Portanto, entendido um pouco do contexto da mensagem de Malaquias e Joel, resta-nos saber, então, o que é o devorador, se é uma espécie de “demônio” que atua causando prejuízos na vida daquele que não dizima e se existe mesmo este “demônio”. O “devorador” (ARA, ARC), ou a “praga devoradora” (Almeida Século 21), ou ainda as “pragas” (NVI), é simplesmente a descrição de um inseto chamado gafanhoto! Existem alguns tipos de gafanhotos nos quais o profeta Joel descreve. Senão vejamos:
1) O Cortador (gazam) é um tipo de gafanhoto que se instala ou habita na plantação. Ele destrói uma parte dos frutos apenas. Sendo assim, o agricultor na época da colheita sofre certo prejuízo financeiro perdendo uma parte dela que fica imprópria para o consumo alimentar. 1) Gazam (traduzida como gafanhoto cortador). Essa palavra hebraica só aparece de novo em Am 4,9:
“Feri-vos com crestamento e ferrugem; a multidão das vossas hortas, e das vossas vinhas, e das vossas figueiras, e das vossas oliveiras, foi devorada pela locusta (gazam); contudo não vos convertestes a mim, diz o Senhor”.

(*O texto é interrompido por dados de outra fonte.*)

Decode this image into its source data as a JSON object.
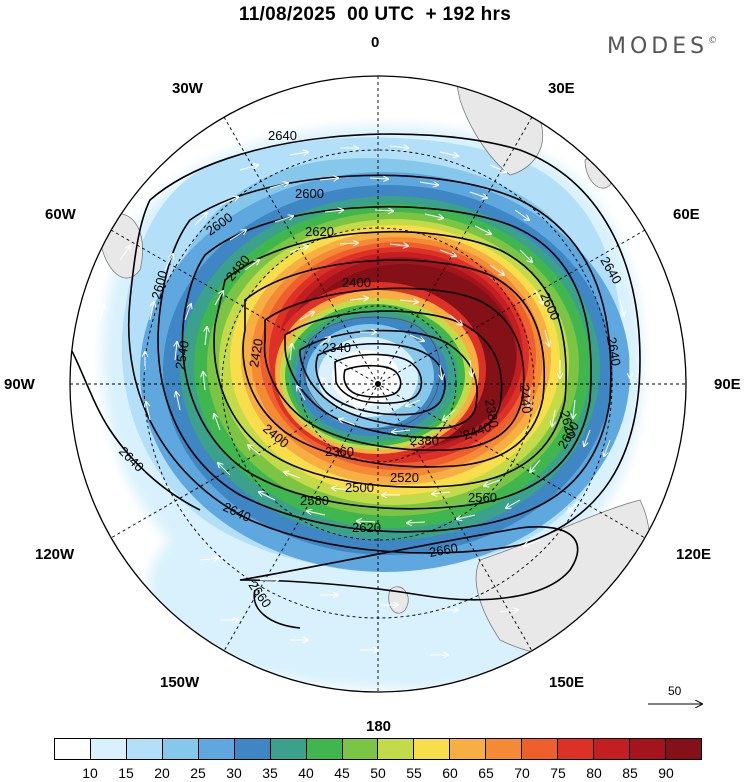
{
  "header": {
    "title": "11/08/2025  00 UTC  + 192 hrs",
    "logo": "MODES",
    "logo_mark": "©"
  },
  "map": {
    "projection": "south-polar-stereographic",
    "longitude_labels": {
      "top": "0",
      "bottom": "180",
      "left": "90W",
      "right": "90E",
      "upper_left_30": "30W",
      "upper_right_30": "30E",
      "upper_left_60": "60W",
      "upper_right_60": "60E",
      "lower_left_120": "120W",
      "lower_right_120": "120E",
      "lower_left_150": "150W",
      "lower_right_150": "150E"
    },
    "contour_labels": [
      "2640",
      "2640",
      "2600",
      "2600",
      "2620",
      "2600",
      "2600",
      "2480",
      "2400",
      "2420",
      "2440",
      "2340",
      "2540",
      "2360",
      "2440",
      "2620",
      "2640",
      "2380",
      "2400",
      "2500",
      "2560",
      "2580",
      "2520",
      "2620",
      "2660",
      "2660",
      "2640",
      "2640",
      "2600",
      "2380"
    ],
    "vector_scale": "50"
  },
  "colorbar": {
    "colors": [
      "#ffffff",
      "#d8f1fc",
      "#b3e0f8",
      "#86c7ec",
      "#5ea8df",
      "#3e86c4",
      "#3ba18a",
      "#3fb64e",
      "#7cc444",
      "#c3db49",
      "#f9de4b",
      "#f7ae42",
      "#f58a34",
      "#ee5f2d",
      "#dd3127",
      "#c31f23",
      "#a3141d",
      "#841018"
    ],
    "labels": [
      "10",
      "15",
      "20",
      "25",
      "30",
      "35",
      "40",
      "45",
      "50",
      "55",
      "60",
      "65",
      "70",
      "75",
      "80",
      "85",
      "90"
    ]
  }
}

Da raiz “gazar” – cortar. O verbo aparece em 2 Rs 6,4 – “e, chegando eles ao Jordão, cortavam [do verbo gazar] madeira”.
2) O Migrador (arbeh), diferente do cortador que habita nas plantações, é um tipo de gafanhoto que voa em bando por diferentes lugares e que aparece de repente na plantação destruindo mais a colheita aumentando mais o prejuízo do agricultor.

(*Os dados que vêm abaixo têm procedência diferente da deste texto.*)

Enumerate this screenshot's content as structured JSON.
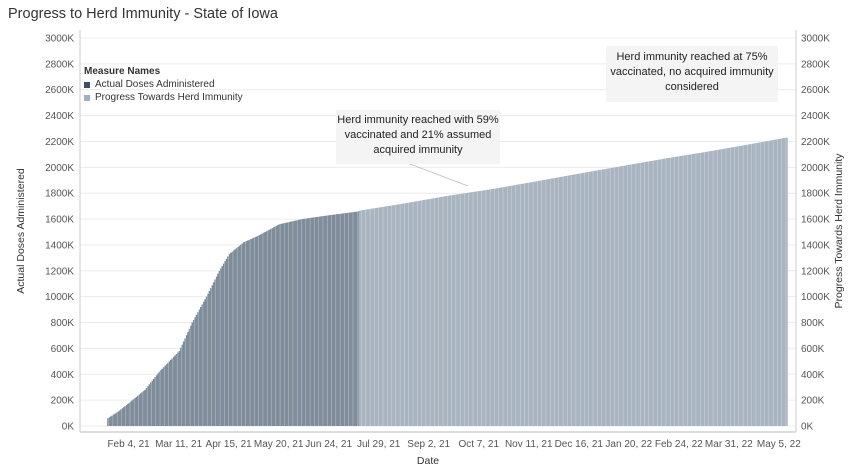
{
  "title": "Progress to Herd Immunity - State of Iowa",
  "legend": {
    "title": "Measure Names",
    "items": [
      {
        "label": "Actual Doses Administered",
        "color": "#7f8d9b"
      },
      {
        "label": "Progress Towards Herd Immunity",
        "color": "#a8b4bf"
      }
    ]
  },
  "annotations": [
    {
      "text": "Herd immunity reached at 75% vaccinated, no acquired immunity considered"
    },
    {
      "text": "Herd immunity reached with 59% vaccinated and 21% assumed acquired immunity"
    }
  ],
  "chart_data": {
    "type": "bar",
    "title": "Progress to Herd Immunity - State of Iowa",
    "xlabel": "Date",
    "ylabel": "Actual Doses Administered",
    "y2label": "Progress Towards Herd Immunity",
    "ylim": [
      0,
      3000000
    ],
    "y_ticks": [
      "0K",
      "200K",
      "400K",
      "600K",
      "800K",
      "1000K",
      "1200K",
      "1400K",
      "1600K",
      "1800K",
      "2000K",
      "2200K",
      "2400K",
      "2600K",
      "2800K",
      "3000K"
    ],
    "x_ticks": [
      "Feb 4, 21",
      "Mar 11, 21",
      "Apr 15, 21",
      "May 20, 21",
      "Jun 24, 21",
      "Jul 29, 21",
      "Sep 2, 21",
      "Oct 7, 21",
      "Nov 11, 21",
      "Dec 16, 21",
      "Jan 20, 22",
      "Feb 24, 22",
      "Mar 31, 22",
      "May 5, 22"
    ],
    "grid": true,
    "series": [
      {
        "name": "Actual Doses Administered",
        "color": "#7f8d9b",
        "points": [
          [
            "2021-01-20",
            60000
          ],
          [
            "2021-01-27",
            110000
          ],
          [
            "2021-02-04",
            180000
          ],
          [
            "2021-02-15",
            280000
          ],
          [
            "2021-02-25",
            420000
          ],
          [
            "2021-03-11",
            580000
          ],
          [
            "2021-03-20",
            800000
          ],
          [
            "2021-03-30",
            1000000
          ],
          [
            "2021-04-08",
            1200000
          ],
          [
            "2021-04-15",
            1330000
          ],
          [
            "2021-04-25",
            1420000
          ],
          [
            "2021-05-05",
            1470000
          ],
          [
            "2021-05-20",
            1560000
          ],
          [
            "2021-06-05",
            1600000
          ],
          [
            "2021-06-24",
            1630000
          ],
          [
            "2021-07-15",
            1660000
          ]
        ]
      },
      {
        "name": "Progress Towards Herd Immunity",
        "color": "#a8b4bf",
        "points": [
          [
            "2021-07-15",
            1665000
          ],
          [
            "2021-08-15",
            1720000
          ],
          [
            "2021-09-15",
            1780000
          ],
          [
            "2021-10-15",
            1830000
          ],
          [
            "2021-11-15",
            1890000
          ],
          [
            "2021-12-15",
            1950000
          ],
          [
            "2022-01-15",
            2010000
          ],
          [
            "2022-02-15",
            2070000
          ],
          [
            "2022-03-15",
            2120000
          ],
          [
            "2022-04-15",
            2180000
          ],
          [
            "2022-05-10",
            2230000
          ]
        ]
      }
    ]
  }
}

2) 'arbeh (traduzido como gafanhoto migrador). Ocorre mais de vinte vezes na Bíblia. É um dos insetos que o livro de Levítico (Lv 11,22) permite comer.
“Deles, comereis estes: a locusta ('arbeh), segundo a sua espécie...”.
3) O Devorador ou Infestante (jelek), por sua vez, é o tipo mais devastador de gafanhoto que, assim como o migrador, voa também em bando que chega a cobrir o céu dando o aspecto de tempo fechado. Esta nuvem, contudo, é composta de muitos gafanhotos que, quando pousa sobre uma plantação, infesta e a destrói quase que por completo em cerca de meia hora, apenas, levando o agricultor a ter mais prejuízos, pois não se dá para aproveitar muita da colheita. 3) yekeq (traduzido por devorador). Menos de dez ocorrências, como em Jr 51,14.
“Jurou o SENHOR dos Exércitos por si mesmo, dizendo: Encher-te-ei certamente de homens, como de gafanhotos (yekeq), e eles cantarão sobre ti o eia! dos que pisam as uvas”.
4) O Destruidor (chasel), por fim, é o tipo de gafanhoto que possui o maior poder de destruição. Quando uma plantação sofre o ataque destes insetos, ela é completamente destruída levando o agricultor praticamente ou quase à falência. 4) hasiyl (traduzido por destruidor). Larva de gafanhoto ou alguma praga que atingia a lavoura, cf. 1 Rs 8,37.
“Quando houver fome na terra ou peste, quando houver crestamento ou ferrugem, gafanhotos e larvas (hasiyl)...”.
O ataque de gafanhotos literais que Judá sofreu na época do profeta Joel foi o castigo de Deus! Conforme vimos anteriormente, esta nação havia pecado gravemente contra o Senhor, e o castigo que resultou numa assoladora crise econômica de toda a nação era o meio de Deus levar o povo ao arrependimento de seus pecados e a se voltar para ele. Este mesmo entendimento se aplica também no caso de Malaquias, onde o povo de Israel que sobrevivia da agricultura, pois era a profissão de praticamente todos eles, também sofreu financeiramente com a praga de gafanhotos devoradores.
Portanto, a ideia de que existe um demônio chamado devorador é uma falácia criada no laboratório das heresias!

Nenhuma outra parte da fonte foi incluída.